Gramps talked in his unique way of communicating - and because I'd recorded over 18 hours of his narration of his early days on his ranch, I experimented with writing my fictionalized story of his ranch (where I also grew up). The result, after quite a few years of experimentation, is the grammar and style and tone of Murrieta's Leap. I know it's very different - but it's his voice as nearly as I can employ it as a storyteller narrative.
Something very deep happened to me as a writer in the process of writing Murrieta's Leap - I step by step surrendered entirely to that voice, and let it flow without judgment through me. The resulting story is certainly grounded in Gramps' actual experience - but the story itself took off, combining Gramps' spirit and my own into a voice I've never heard before, that speaks with humor, authority, acceptance, honesty, and a radical openness to the new ...
I consider Murrieta's Leap my best fiction. It stands quite separate from my other novels and screenplays, and I hope readers will let go of pre-conceived expectations, and just dive or leap or plunge into the tale. It's somehow mythic, the characters explore new realms - and I stand 110% behind its deeper thrust and meaning. As for the Chumash ... I feel their spirit came into me and helped in the writing. And this was only possible through letting Gramps, who knew them, speak freely.

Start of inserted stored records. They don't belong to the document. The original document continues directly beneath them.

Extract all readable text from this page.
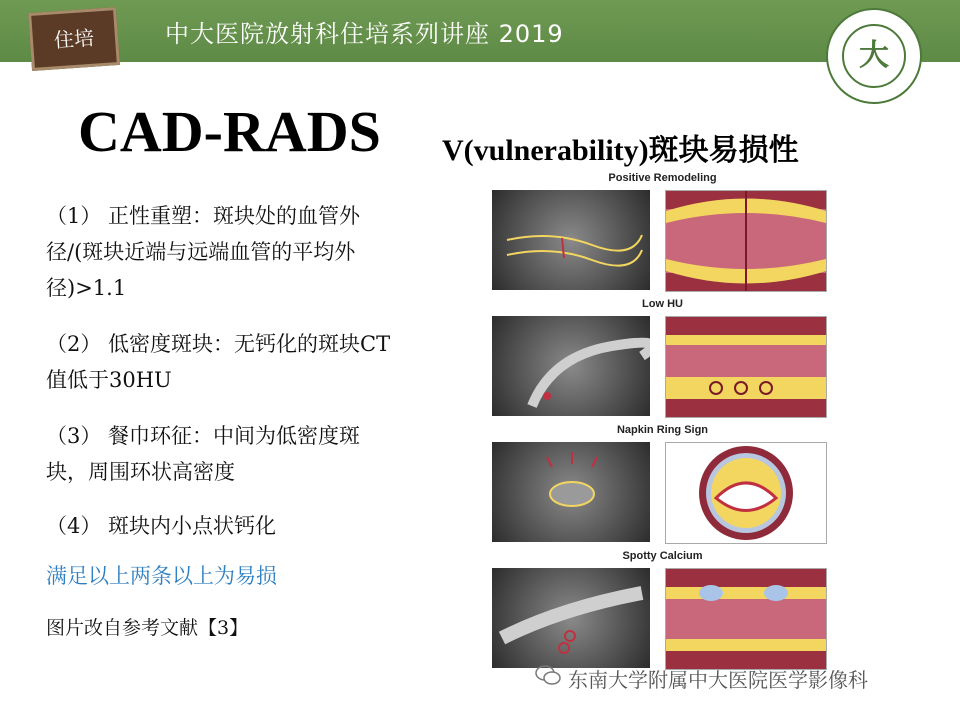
住培	中大医院放射科住培系列讲座 2019
大
CAD-RADS V(vulnerability)斑块易损性
（1） 正性重塑：斑块处的血管外径/(斑块近端与远端血管的平均外径)>1.1
（2） 低密度斑块：无钙化的斑块CT值低于30HU
（3） 餐巾环征：中间为低密度斑块，周围环状高密度
（4） 斑块内小点状钙化
满足以上两条以上为易损
图片改自参考文献【3】
Positive Remodeling
Low HU
Napkin Ring Sign
Spotty Calcium
东南大学附属中大医院医学影像科
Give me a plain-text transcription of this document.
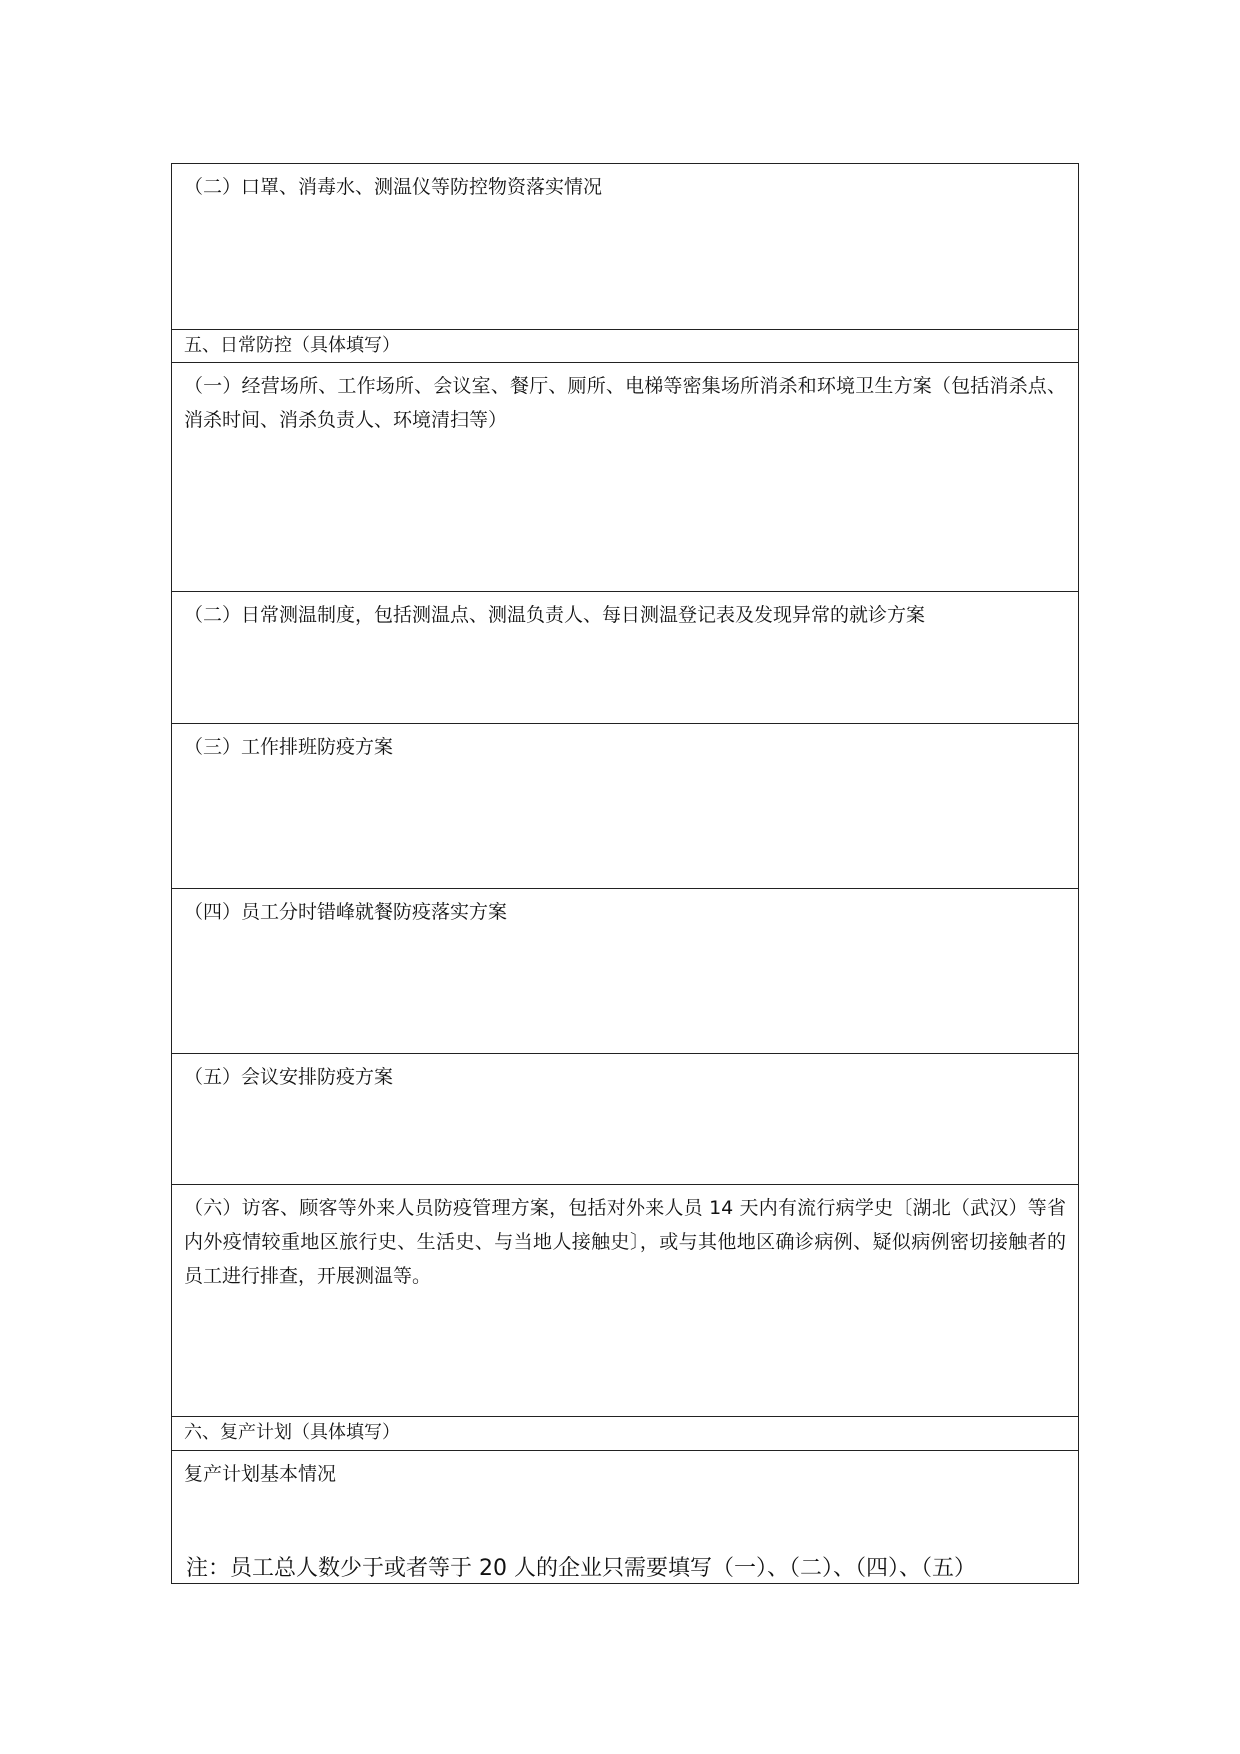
（二）口罩、消毒水、测温仪等防控物资落实情况

五、日常防控（具体填写）

（一）经营场所、工作场所、会议室、餐厅、厕所、电梯等密集场所消杀和环境卫生方案（包括消杀点、消杀时间、消杀负责人、环境清扫等）

（二）日常测温制度，包括测温点、测温负责人、每日测温登记表及发现异常的就诊方案

（三）工作排班防疫方案

（四）员工分时错峰就餐防疫落实方案

（五）会议安排防疫方案

（六）访客、顾客等外来人员防疫管理方案，包括对外来人员 14 天内有流行病学史〔湖北（武汉）等省内外疫情较重地区旅行史、生活史、与当地人接触史〕，或与其他地区确诊病例、疑似病例密切接触者的员工进行排查，开展测温等。

六、复产计划（具体填写）

复产计划基本情况

注：员工总人数少于或者等于 20 人的企业只需要填写（一）、（二）、（四）、（五）
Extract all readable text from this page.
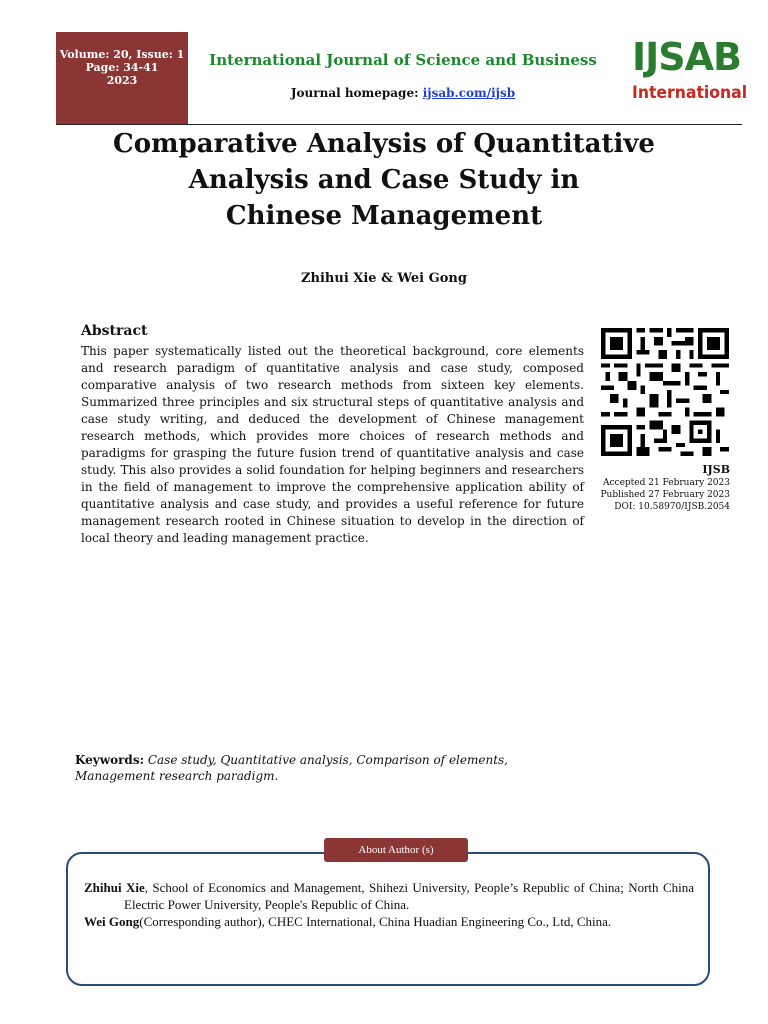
Volume: 20, Issue: 1
Page: 34-41
2023
International Journal of Science and Business
Journal homepage: ijsab.com/ijsb
IJSAB
International
Comparative Analysis of Quantitative
Analysis and Case Study in
Chinese Management
Zhihui Xie & Wei Gong
Abstract
This paper systematically listed out the theoretical background, core elements and research paradigm of quantitative analysis and case study, composed comparative analysis of two research methods from sixteen key elements. Summarized three principles and six structural steps of quantitative analysis and case study writing, and deduced the development of Chinese management research methods, which provides more choices of research methods and paradigms for grasping the future fusion trend of quantitative analysis and case study. This also provides a solid foundation for helping beginners and researchers in the field of management to improve the comprehensive application ability of quantitative analysis and case study, and provides a useful reference for future management research rooted in Chinese situation to develop in the direction of local theory and leading management practice.
IJSB
Accepted 21 February 2023
Published 27 February 2023
DOI: 10.58970/IJSB.2054
Keywords: Case study, Quantitative analysis, Comparison of elements, Management research paradigm.
About Author (s)

Zhihui Xie, School of Economics and Management, Shihezi University, People’s Republic of China; North China Electric Power University, People's Republic of China.

Wei Gong(Corresponding author), CHEC International, China Huadian Engineering Co., Ltd, China.
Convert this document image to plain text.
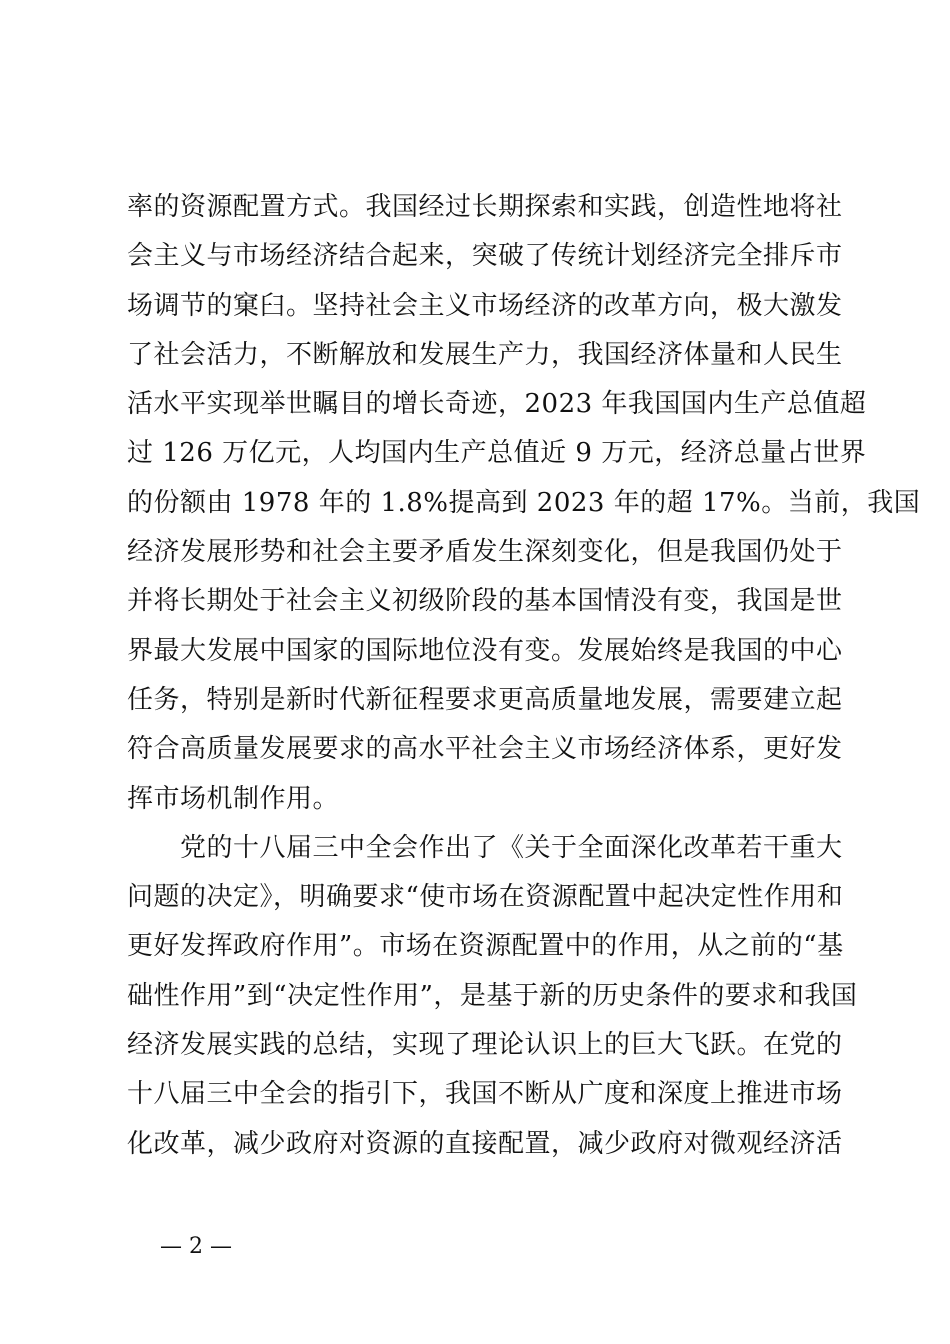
率的资源配置方式。我国经过长期探索和实践，创造性地将社
会主义与市场经济结合起来，突破了传统计划经济完全排斥市
场调节的窠臼。坚持社会主义市场经济的改革方向，极大激发
了社会活力，不断解放和发展生产力，我国经济体量和人民生
活水平实现举世瞩目的增长奇迹，2023 年我国国内生产总值超
过 126 万亿元，人均国内生产总值近 9 万元，经济总量占世界
的份额由 1978 年的 1.8%提高到 2023 年的超 17%。当前，我国
经济发展形势和社会主要矛盾发生深刻变化，但是我国仍处于
并将长期处于社会主义初级阶段的基本国情没有变，我国是世
界最大发展中国家的国际地位没有变。发展始终是我国的中心
任务，特别是新时代新征程要求更高质量地发展，需要建立起
符合高质量发展要求的高水平社会主义市场经济体系，更好发
挥市场机制作用。
　　党的十八届三中全会作出了《关于全面深化改革若干重大
问题的决定》，明确要求“使市场在资源配置中起决定性作用和
更好发挥政府作用”。市场在资源配置中的作用，从之前的“基
础性作用”到“决定性作用”，是基于新的历史条件的要求和我国
经济发展实践的总结，实现了理论认识上的巨大飞跃。在党的
十八届三中全会的指引下，我国不断从广度和深度上推进市场
化改革，减少政府对资源的直接配置，减少政府对微观经济活
— 2 —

I've now finished the screenplay (Finding Juaquin) of the book, and hope to find an Ojai-based producer or director to make the film - that will be the ultimate fulfillment, and I'm sure Gramps will smile upon us! As per the nature of film versus novel, the screenplay version in some places is quite different - but the underlying mythic thrust is the same, and the jolting but uplifting climax. Do let me know how this story strikes you!